L’euphorie olympique donnera-t-elle un coup de pouce à la politique? Dimanche, tout le village de Morgins – et avec lui tout le val d’Illiez – fêtera «son» médaillé d’or en descente, Didier Défago. Le lendemain, ces mêmes citoyens ont un autre rendez-vous d’importance.
Les assemblées primaires de Troistorrents, de Val-d’Illiez et de Champéry, ainsi que le Conseil général de Monthey, se prononceront sur les plans d’aménagement détaillés des Portes-du-Soleil. Un vote jugé crucial pour le développement du domaine skiable, tous les projets côté suisse étant suspendus à cette procédure.
100 millions de francs
Nouvelles remontées mécaniques, nouveaux équipements d’enneigement artificiel: il s’agit de rattraper un important retard pris sur les stations françaises des Portes-du-Soleil. La modernisation implique près de 100 millions de francs d’investissements dans les quinze ans à venir. Mais aussi des milliers de mètres carrés de surfaces forestières à défricher. Un seul exemple: la nouvelle piste de ski de la Foilleuse, que les dirigeants de TéléMorgins espèrent réaliser cette année déjà, nécessite un déboisement sur plus de 2,8?hectares.
Pour envisager de tels projets, les responsables locaux ont dû négocier l’ensemble du développement, point par point, avec les défenseurs de la nature. Et lâcher du lest dans plusieurs secteurs sensibles, comme des bas marais. Résultat: une planification globale qui fait figure de «modèle à suivre», selon Marie-Thérèse Sangra, secrétaire du WWF Valais. «Si tout le monde respecte ses engagements, la paix sociale est garantie pour quinze?ans dans la région», relevait-elle en octobre, au moment de parapher la version finale.

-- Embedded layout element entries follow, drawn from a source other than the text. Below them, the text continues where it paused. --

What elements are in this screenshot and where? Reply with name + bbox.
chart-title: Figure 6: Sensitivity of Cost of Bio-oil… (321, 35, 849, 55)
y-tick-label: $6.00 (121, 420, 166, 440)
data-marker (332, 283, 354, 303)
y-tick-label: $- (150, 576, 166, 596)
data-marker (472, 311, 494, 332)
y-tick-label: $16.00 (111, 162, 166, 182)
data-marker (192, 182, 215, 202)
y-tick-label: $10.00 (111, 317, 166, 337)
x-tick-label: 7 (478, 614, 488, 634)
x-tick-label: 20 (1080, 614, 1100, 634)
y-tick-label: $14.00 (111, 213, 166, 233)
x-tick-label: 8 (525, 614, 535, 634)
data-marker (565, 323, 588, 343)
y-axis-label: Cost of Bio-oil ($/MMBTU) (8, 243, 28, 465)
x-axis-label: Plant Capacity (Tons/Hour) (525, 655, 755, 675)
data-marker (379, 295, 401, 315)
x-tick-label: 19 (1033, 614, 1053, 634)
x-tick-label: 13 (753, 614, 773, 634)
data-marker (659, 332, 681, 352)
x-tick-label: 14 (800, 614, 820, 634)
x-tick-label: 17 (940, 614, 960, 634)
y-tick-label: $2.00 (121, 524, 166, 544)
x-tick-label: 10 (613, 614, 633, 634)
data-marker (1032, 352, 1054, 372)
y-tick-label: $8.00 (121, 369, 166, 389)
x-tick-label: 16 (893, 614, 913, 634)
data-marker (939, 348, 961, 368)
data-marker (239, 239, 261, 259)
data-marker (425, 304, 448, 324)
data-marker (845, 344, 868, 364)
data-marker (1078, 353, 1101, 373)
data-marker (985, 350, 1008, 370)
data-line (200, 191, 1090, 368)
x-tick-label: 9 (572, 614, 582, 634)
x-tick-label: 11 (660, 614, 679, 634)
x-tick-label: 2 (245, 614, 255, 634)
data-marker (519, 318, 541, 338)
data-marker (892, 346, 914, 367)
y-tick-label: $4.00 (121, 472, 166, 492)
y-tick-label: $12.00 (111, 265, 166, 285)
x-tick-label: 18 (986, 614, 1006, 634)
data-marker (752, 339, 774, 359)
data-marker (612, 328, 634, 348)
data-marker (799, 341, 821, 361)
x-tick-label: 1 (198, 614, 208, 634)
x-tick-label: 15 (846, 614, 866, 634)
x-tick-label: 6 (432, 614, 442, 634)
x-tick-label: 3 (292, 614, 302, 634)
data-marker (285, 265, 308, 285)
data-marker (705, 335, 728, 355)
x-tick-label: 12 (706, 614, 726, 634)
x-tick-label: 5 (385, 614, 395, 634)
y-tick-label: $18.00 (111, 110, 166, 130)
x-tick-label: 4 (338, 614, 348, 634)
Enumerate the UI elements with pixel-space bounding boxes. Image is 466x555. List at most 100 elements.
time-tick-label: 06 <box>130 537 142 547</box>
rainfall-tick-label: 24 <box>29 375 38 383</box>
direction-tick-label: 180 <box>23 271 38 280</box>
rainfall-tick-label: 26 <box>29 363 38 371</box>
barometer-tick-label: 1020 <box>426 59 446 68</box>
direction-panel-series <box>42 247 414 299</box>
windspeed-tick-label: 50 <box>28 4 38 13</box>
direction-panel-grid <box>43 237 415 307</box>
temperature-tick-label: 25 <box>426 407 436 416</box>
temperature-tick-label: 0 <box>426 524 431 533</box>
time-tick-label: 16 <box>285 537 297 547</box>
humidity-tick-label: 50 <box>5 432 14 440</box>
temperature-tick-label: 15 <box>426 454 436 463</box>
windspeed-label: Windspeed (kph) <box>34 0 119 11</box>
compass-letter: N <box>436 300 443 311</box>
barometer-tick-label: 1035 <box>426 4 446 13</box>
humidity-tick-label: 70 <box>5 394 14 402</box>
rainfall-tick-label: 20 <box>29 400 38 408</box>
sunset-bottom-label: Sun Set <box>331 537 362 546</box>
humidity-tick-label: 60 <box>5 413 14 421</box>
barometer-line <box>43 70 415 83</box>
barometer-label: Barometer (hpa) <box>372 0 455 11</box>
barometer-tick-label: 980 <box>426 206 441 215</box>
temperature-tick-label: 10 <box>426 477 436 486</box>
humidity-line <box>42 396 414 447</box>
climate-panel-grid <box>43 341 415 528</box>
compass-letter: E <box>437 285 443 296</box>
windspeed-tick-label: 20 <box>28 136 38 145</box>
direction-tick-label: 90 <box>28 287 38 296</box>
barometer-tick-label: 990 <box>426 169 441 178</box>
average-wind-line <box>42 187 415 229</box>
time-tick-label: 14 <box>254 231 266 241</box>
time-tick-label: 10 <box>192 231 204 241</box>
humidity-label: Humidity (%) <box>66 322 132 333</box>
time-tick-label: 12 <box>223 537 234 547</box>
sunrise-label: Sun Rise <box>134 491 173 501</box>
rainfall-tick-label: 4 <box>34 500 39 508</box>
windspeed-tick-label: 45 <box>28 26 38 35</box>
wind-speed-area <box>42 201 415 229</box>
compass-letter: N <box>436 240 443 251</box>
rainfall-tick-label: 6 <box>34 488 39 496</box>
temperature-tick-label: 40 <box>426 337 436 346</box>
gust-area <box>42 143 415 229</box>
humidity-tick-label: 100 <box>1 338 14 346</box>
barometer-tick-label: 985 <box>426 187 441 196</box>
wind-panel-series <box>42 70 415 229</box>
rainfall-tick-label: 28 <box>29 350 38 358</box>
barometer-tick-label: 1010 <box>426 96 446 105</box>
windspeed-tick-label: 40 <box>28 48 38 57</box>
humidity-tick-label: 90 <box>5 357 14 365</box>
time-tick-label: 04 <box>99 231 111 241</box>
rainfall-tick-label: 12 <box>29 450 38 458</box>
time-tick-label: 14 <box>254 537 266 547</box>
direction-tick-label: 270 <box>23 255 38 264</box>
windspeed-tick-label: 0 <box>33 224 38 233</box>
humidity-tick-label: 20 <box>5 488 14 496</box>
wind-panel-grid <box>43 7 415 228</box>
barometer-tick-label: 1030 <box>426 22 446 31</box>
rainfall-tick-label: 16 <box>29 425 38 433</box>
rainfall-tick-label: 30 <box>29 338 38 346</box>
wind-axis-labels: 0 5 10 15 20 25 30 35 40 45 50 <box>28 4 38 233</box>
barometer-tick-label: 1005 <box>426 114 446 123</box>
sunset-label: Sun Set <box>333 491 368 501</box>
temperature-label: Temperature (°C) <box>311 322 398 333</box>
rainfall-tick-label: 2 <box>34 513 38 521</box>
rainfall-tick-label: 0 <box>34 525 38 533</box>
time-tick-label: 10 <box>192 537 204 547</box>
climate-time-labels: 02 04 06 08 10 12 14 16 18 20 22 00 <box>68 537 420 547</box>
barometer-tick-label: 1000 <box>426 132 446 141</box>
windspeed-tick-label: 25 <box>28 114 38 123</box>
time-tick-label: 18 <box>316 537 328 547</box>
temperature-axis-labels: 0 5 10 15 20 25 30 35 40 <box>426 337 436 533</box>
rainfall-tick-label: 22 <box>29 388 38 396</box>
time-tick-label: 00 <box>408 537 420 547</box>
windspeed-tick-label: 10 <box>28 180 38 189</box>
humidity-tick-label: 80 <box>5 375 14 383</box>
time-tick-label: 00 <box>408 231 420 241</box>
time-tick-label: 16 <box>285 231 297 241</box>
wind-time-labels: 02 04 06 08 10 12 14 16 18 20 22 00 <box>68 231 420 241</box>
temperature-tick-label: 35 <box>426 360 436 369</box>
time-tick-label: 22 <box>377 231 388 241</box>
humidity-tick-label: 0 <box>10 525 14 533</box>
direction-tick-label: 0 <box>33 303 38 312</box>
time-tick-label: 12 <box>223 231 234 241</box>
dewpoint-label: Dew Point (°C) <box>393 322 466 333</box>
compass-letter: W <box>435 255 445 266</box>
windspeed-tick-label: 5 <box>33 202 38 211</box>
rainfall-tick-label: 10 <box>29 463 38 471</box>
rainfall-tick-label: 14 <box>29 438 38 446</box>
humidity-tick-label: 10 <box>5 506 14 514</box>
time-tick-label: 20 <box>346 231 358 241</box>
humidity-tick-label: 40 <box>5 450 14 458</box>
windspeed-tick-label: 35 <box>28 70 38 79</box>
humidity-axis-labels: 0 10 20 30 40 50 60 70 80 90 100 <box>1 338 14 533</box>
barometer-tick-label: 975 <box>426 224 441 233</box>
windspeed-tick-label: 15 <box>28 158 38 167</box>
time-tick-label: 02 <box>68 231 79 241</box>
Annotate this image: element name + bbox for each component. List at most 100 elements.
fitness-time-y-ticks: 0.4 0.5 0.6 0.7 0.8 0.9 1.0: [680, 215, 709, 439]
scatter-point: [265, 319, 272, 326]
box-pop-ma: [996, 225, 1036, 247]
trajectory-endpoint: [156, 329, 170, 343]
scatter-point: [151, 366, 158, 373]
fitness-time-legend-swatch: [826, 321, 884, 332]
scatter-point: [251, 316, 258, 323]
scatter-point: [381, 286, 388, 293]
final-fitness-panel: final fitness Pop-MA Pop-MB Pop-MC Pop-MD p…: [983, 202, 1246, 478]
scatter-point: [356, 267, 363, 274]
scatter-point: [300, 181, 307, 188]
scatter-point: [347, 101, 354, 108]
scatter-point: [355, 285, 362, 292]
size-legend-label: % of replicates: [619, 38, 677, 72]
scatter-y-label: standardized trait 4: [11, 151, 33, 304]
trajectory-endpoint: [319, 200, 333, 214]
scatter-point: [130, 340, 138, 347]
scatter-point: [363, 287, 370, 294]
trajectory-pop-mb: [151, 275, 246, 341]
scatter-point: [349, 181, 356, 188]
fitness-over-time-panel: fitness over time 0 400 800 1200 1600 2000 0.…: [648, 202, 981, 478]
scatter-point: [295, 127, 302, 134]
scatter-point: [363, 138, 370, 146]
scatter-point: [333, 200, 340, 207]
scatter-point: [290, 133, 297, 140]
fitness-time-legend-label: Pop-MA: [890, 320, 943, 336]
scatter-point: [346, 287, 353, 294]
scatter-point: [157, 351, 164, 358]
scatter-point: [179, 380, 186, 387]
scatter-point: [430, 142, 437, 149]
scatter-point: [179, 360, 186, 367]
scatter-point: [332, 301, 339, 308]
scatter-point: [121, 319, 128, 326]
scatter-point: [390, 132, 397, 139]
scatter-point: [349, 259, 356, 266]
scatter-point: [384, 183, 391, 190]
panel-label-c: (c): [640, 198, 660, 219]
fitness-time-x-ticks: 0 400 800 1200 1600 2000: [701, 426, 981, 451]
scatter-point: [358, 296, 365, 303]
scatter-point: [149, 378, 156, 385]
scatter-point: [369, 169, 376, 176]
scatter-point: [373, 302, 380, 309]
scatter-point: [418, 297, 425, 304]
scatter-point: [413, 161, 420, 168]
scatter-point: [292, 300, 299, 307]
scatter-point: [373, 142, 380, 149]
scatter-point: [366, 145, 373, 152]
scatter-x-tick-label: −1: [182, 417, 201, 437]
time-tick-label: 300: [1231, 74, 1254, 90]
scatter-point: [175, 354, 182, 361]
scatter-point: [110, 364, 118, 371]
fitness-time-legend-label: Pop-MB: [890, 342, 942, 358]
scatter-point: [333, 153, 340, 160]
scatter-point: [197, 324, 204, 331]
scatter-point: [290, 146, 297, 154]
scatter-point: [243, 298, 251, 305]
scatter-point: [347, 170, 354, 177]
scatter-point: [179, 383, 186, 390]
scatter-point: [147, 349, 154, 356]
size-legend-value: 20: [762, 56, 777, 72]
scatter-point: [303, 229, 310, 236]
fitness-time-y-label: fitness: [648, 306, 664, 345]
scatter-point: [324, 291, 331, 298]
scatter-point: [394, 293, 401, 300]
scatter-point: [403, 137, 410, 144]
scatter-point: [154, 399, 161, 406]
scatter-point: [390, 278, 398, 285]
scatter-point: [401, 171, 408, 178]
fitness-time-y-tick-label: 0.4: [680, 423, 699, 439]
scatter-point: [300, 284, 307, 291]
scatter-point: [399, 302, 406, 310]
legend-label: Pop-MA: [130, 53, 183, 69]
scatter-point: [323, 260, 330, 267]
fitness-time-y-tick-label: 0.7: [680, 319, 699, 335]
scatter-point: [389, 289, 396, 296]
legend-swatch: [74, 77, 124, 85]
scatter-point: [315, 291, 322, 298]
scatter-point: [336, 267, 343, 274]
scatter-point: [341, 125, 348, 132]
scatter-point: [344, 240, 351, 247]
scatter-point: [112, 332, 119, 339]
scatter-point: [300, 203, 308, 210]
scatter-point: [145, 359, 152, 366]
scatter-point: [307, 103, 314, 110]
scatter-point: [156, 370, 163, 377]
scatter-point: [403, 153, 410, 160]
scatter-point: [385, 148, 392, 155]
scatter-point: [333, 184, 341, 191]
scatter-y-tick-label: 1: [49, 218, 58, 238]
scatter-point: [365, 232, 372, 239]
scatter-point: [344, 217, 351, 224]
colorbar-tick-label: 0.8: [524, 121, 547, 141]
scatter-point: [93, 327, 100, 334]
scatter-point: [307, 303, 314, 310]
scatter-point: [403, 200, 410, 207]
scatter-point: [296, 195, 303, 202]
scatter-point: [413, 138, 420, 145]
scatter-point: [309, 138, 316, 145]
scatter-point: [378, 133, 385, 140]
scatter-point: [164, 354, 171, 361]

Entamées en 2004, les discussions ont abouti, deux ans plus tard, à la signature d’une première convention. Mais elle s’est heurtée au refus de la majorité des citoyens de Val-d’Illiez, en 2007 et 2008, dans un climat électrique. «Nous aurions perdu une partie du domaine skiable de Champoussin», rappelle le président de la commune, Philippe Es-Borrat.
Pas un blanc-seing
Aujourd’hui, le débat s’avère nettement moins passionné. La nouvelle mouture de la planification tient compte des revendications de Val-d’Illiez, le ski étant maintenu au sud de la Pointe-de-l’Au. TéléMorgins SA, qui exploite les installations de Champoussin, a fait une croix, à regret, sur le développement du versant nord. Seule exception: la piste menant du sommet de la Pointe-de-l’Au à Morgins, désormais baptisée «Didier Défago», verra son statut officialisé en cas de quadruple oui lundi soir. Mais aucun télésiège ne sera construit pour la desservir.
A quelques jours du verdict populaire, les acteurs du dossier se disent optimistes. Certes, dans les communes ayant massivement accepté la première version, certains habitants critiquent les nouvelles options. «Mais ça va passer», espère Luc Fellay, président de Champéry. Dans sa commune, treize particuliers se sont pourtant opposés aux plans d’aménagement lors de l’enquête publique, en janvier. «Ces gens ont été entendus depuis lors, indique Luc Fellay. Et ils auront encore la possibilité d’intervenir lors de chaque demande d’autorisation de construire.»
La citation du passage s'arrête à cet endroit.